Amritsar, Oct 20 (UNI) Shedding 'dogmas' and 'superstitions' connected with deformities of body parts, more and more parents are bringing their wards for corrective or reconstructive surgery in Punjab.
Significantly, more mothers are coming forward for such treatment for their daughters especially from the rural and periphery belts of various districts of the state that attach any deformity with supernatural or unnatural phenomena.
''Seeking medical solution of 'plastic surgery' seemed completely preposterous earlier due to widespread adulation when such cases were held as avatars of deities and worshipped by gullible people bringing easy-income for family of the child.
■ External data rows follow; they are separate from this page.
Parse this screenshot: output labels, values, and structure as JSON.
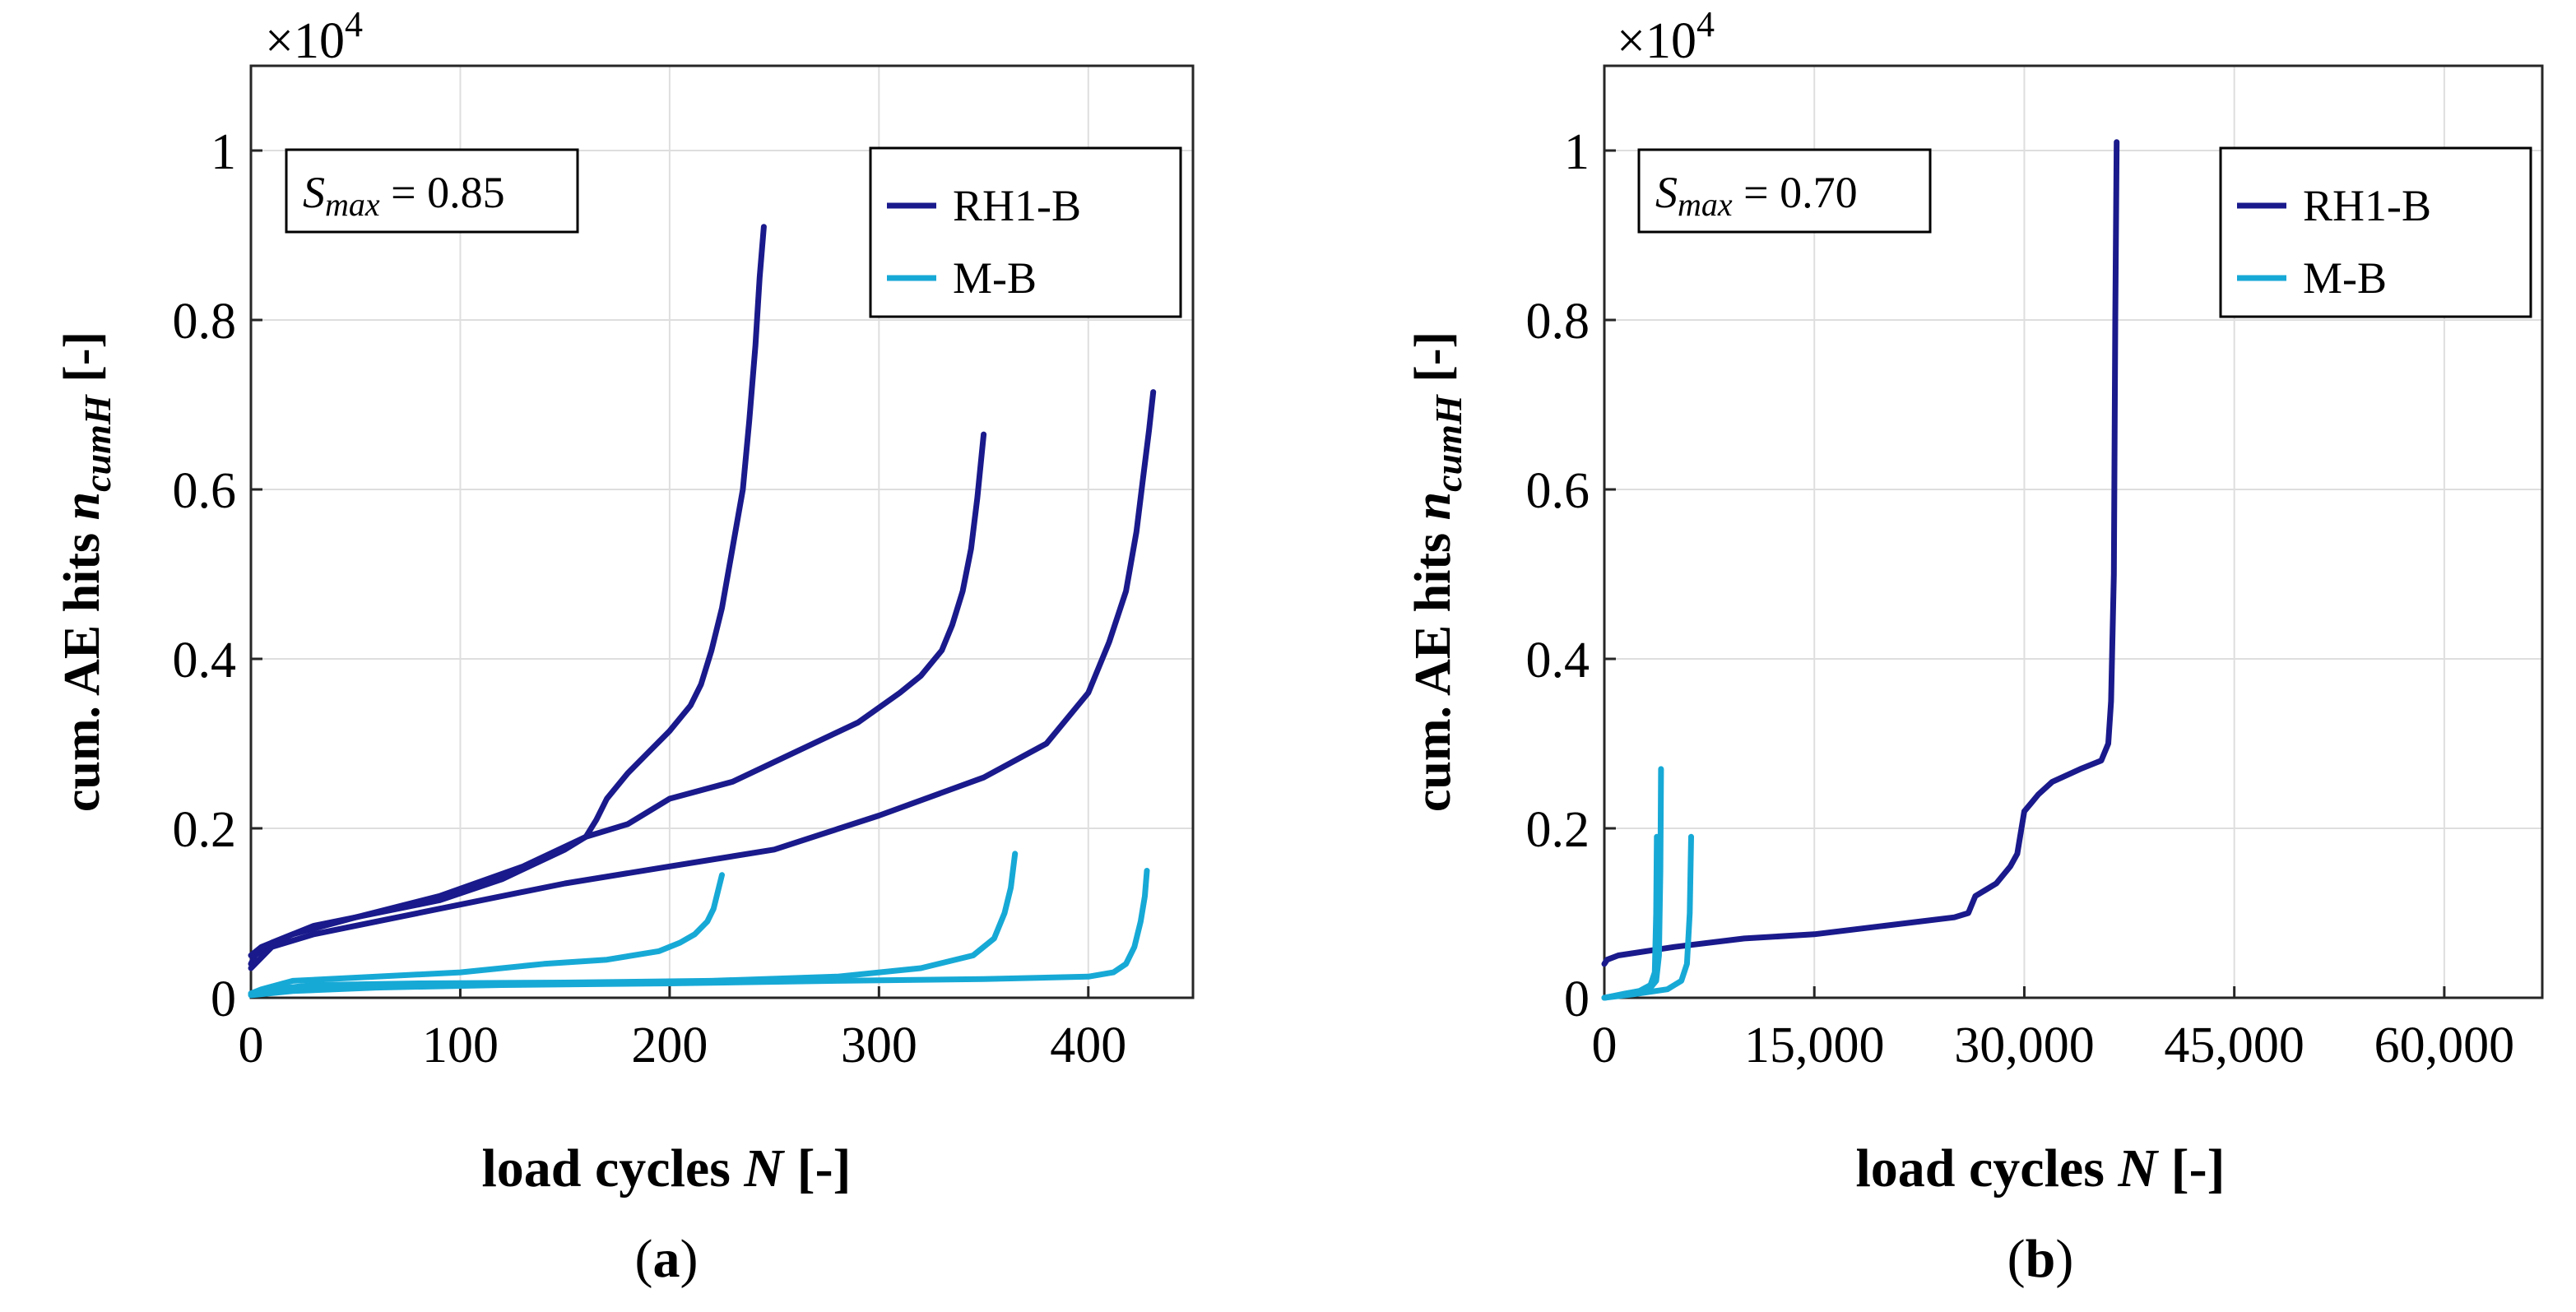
{
  "chart_data": [
    {
      "type": "line",
      "panel_label": "(a)",
      "panel_letter": "a",
      "annotation": {
        "symbol": "S",
        "subscript": "max",
        "text": " = 0.85"
      },
      "xlabel": {
        "prefix": "load cycles ",
        "italic": "N",
        "suffix": " [-]"
      },
      "ylabel": {
        "prefix": "cum. AE hits ",
        "italic": "n",
        "subscript": "cumH",
        "suffix": " [-]"
      },
      "y_multiplier": {
        "base": "×10",
        "exponent": "4"
      },
      "xlim": [
        0,
        450
      ],
      "ylim": [
        0,
        1.1
      ],
      "x_ticks": [
        0,
        100,
        200,
        300,
        400
      ],
      "x_tick_labels": [
        "0",
        "100",
        "200",
        "300",
        "400"
      ],
      "y_ticks": [
        0,
        0.2,
        0.4,
        0.6,
        0.8,
        1
      ],
      "y_tick_labels": [
        "0",
        "0.2",
        "0.4",
        "0.6",
        "0.8",
        "1"
      ],
      "grid": true,
      "legend": {
        "position": "top-right",
        "entries": [
          {
            "label": "RH1-B",
            "color": "#1a1a8c"
          },
          {
            "label": "M-B",
            "color": "#17a9d6"
          }
        ]
      },
      "series": [
        {
          "name": "RH1-B",
          "color": "#1a1a8c",
          "x": [
            0,
            2,
            10,
            30,
            60,
            90,
            120,
            150,
            160,
            165,
            170,
            180,
            190,
            200,
            210,
            215,
            220,
            225,
            230,
            235,
            238,
            241,
            243,
            245
          ],
          "y": [
            0.04,
            0.05,
            0.065,
            0.085,
            0.1,
            0.115,
            0.14,
            0.175,
            0.19,
            0.21,
            0.235,
            0.265,
            0.29,
            0.315,
            0.345,
            0.37,
            0.41,
            0.46,
            0.53,
            0.6,
            0.68,
            0.77,
            0.85,
            0.91
          ]
        },
        {
          "name": "RH1-B",
          "color": "#1a1a8c",
          "x": [
            0,
            5,
            20,
            50,
            90,
            130,
            160,
            180,
            200,
            230,
            260,
            290,
            310,
            320,
            330,
            335,
            340,
            344,
            347,
            350
          ],
          "y": [
            0.05,
            0.06,
            0.075,
            0.095,
            0.12,
            0.155,
            0.19,
            0.205,
            0.235,
            0.255,
            0.29,
            0.325,
            0.36,
            0.38,
            0.41,
            0.44,
            0.48,
            0.53,
            0.59,
            0.665
          ]
        },
        {
          "name": "RH1-B",
          "color": "#1a1a8c",
          "x": [
            0,
            10,
            30,
            60,
            100,
            150,
            200,
            250,
            300,
            350,
            380,
            400,
            410,
            418,
            423,
            426,
            429,
            431
          ],
          "y": [
            0.035,
            0.06,
            0.075,
            0.09,
            0.11,
            0.135,
            0.155,
            0.175,
            0.215,
            0.26,
            0.3,
            0.36,
            0.42,
            0.48,
            0.55,
            0.61,
            0.67,
            0.715
          ]
        },
        {
          "name": "M-B",
          "color": "#17a9d6",
          "x": [
            0,
            5,
            20,
            60,
            100,
            140,
            170,
            195,
            205,
            212,
            218,
            221,
            223,
            225
          ],
          "y": [
            0.005,
            0.01,
            0.02,
            0.025,
            0.03,
            0.04,
            0.045,
            0.055,
            0.065,
            0.075,
            0.09,
            0.105,
            0.125,
            0.145
          ]
        },
        {
          "name": "M-B",
          "color": "#17a9d6",
          "x": [
            0,
            10,
            30,
            80,
            150,
            220,
            280,
            320,
            345,
            355,
            360,
            363,
            365
          ],
          "y": [
            0.005,
            0.01,
            0.015,
            0.017,
            0.018,
            0.02,
            0.025,
            0.035,
            0.05,
            0.07,
            0.1,
            0.13,
            0.17
          ]
        },
        {
          "name": "M-B",
          "color": "#17a9d6",
          "x": [
            0,
            20,
            60,
            120,
            200,
            280,
            350,
            400,
            412,
            418,
            422,
            425,
            427,
            428
          ],
          "y": [
            0.003,
            0.008,
            0.012,
            0.015,
            0.017,
            0.02,
            0.022,
            0.025,
            0.03,
            0.04,
            0.06,
            0.09,
            0.12,
            0.15
          ]
        }
      ]
    },
    {
      "type": "line",
      "panel_label": "(b)",
      "panel_letter": "b",
      "annotation": {
        "symbol": "S",
        "subscript": "max",
        "text": " = 0.70"
      },
      "xlabel": {
        "prefix": "load cycles ",
        "italic": "N",
        "suffix": " [-]"
      },
      "ylabel": {
        "prefix": "cum. AE hits ",
        "italic": "n",
        "subscript": "cumH",
        "suffix": " [-]"
      },
      "y_multiplier": {
        "base": "×10",
        "exponent": "4"
      },
      "xlim": [
        0,
        67000
      ],
      "ylim": [
        0,
        1.1
      ],
      "x_ticks": [
        0,
        15000,
        30000,
        45000,
        60000
      ],
      "x_tick_labels": [
        "0",
        "15,000",
        "30,000",
        "45,000",
        "60,000"
      ],
      "y_ticks": [
        0,
        0.2,
        0.4,
        0.6,
        0.8,
        1
      ],
      "y_tick_labels": [
        "0",
        "0.2",
        "0.4",
        "0.6",
        "0.8",
        "1"
      ],
      "grid": true,
      "legend": {
        "position": "top-right",
        "entries": [
          {
            "label": "RH1-B",
            "color": "#1a1a8c"
          },
          {
            "label": "M-B",
            "color": "#17a9d6"
          }
        ]
      },
      "series": [
        {
          "name": "RH1-B",
          "color": "#1a1a8c",
          "x": [
            0,
            200,
            1000,
            5000,
            10000,
            15000,
            20000,
            25000,
            26000,
            26500,
            27000,
            28000,
            29000,
            29500,
            30000,
            30500,
            31000,
            32000,
            34000,
            35500,
            36000,
            36200,
            36400,
            36500,
            36600
          ],
          "y": [
            0.04,
            0.045,
            0.05,
            0.06,
            0.07,
            0.075,
            0.085,
            0.095,
            0.1,
            0.12,
            0.125,
            0.135,
            0.155,
            0.17,
            0.22,
            0.23,
            0.24,
            0.255,
            0.27,
            0.28,
            0.3,
            0.35,
            0.5,
            0.8,
            1.01
          ]
        },
        {
          "name": "M-B",
          "color": "#17a9d6",
          "x": [
            0,
            1000,
            2500,
            3300,
            3600,
            3700,
            3750
          ],
          "y": [
            0,
            0.003,
            0.008,
            0.015,
            0.03,
            0.1,
            0.19
          ]
        },
        {
          "name": "M-B",
          "color": "#17a9d6",
          "x": [
            0,
            1500,
            3200,
            3700,
            3900,
            4000,
            4050
          ],
          "y": [
            0,
            0.005,
            0.01,
            0.02,
            0.05,
            0.15,
            0.27
          ]
        },
        {
          "name": "M-B",
          "color": "#17a9d6",
          "x": [
            0,
            2000,
            4500,
            5500,
            5900,
            6100,
            6200
          ],
          "y": [
            0,
            0.004,
            0.01,
            0.02,
            0.04,
            0.1,
            0.19
          ]
        }
      ]
    }
  ]
}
However, this is slowly changing due to literacy and other factors,'' Dr S K Chauhan, plastic surgeon at the Escorts Heart and Super Specialty Institute disclosed at a free medical camp organised by the hospital here yesteray.
Plastic surgery is not just about correcting a deformity, congenital defect or trauma due to accidents, but also restoring near normal function and appearance of body part that causes acute emotional and functional distress in children, he said.
The deformities could be speech disorders due to tongue-tie, cleft palate or others like abnormal genitalia, absence of ears, non-healing wounds, deformed nasal cavity or corrective surgery of residual defects of previous surgery, Dr Chawla added.
The doctor clarified that in many cases the answer may not lie in other treatments like facial injuries, inability to open mouth, club hands, finger-tip injuries, fused or extra finger, drooping eyelids (ptosis ) fractures of hand, tendon and nerve injuries, birth brachial palsy, non-healing wounds, that could have favourable results in plastic surgery.
About rising number of girls being brought for treatment, he said it is an encouraging development and attributed it to growing awareness about ''negative psychological effects'' of deformities on a child. Especially amongst parents belonging to middle or lower economic sections where discrimination amongst male and female siblings was commonly endured.
Informing about government funding of many such treatments, Dr Chauhan said lack of information about facilities provided to ''government employees and their families'' had hindered timely treatment of deformities due to financial constraints.
Categories such as cleft lip/palate/ nose, sagging eyelids, Bat ears, hand deformities (such as extra fingers, non-functional thumb, joined fingers) enlarged scars or moles, absence of ears are ''identified'' problems covered by the Central Government Health Services (CGHS) and could be availed by all government employees.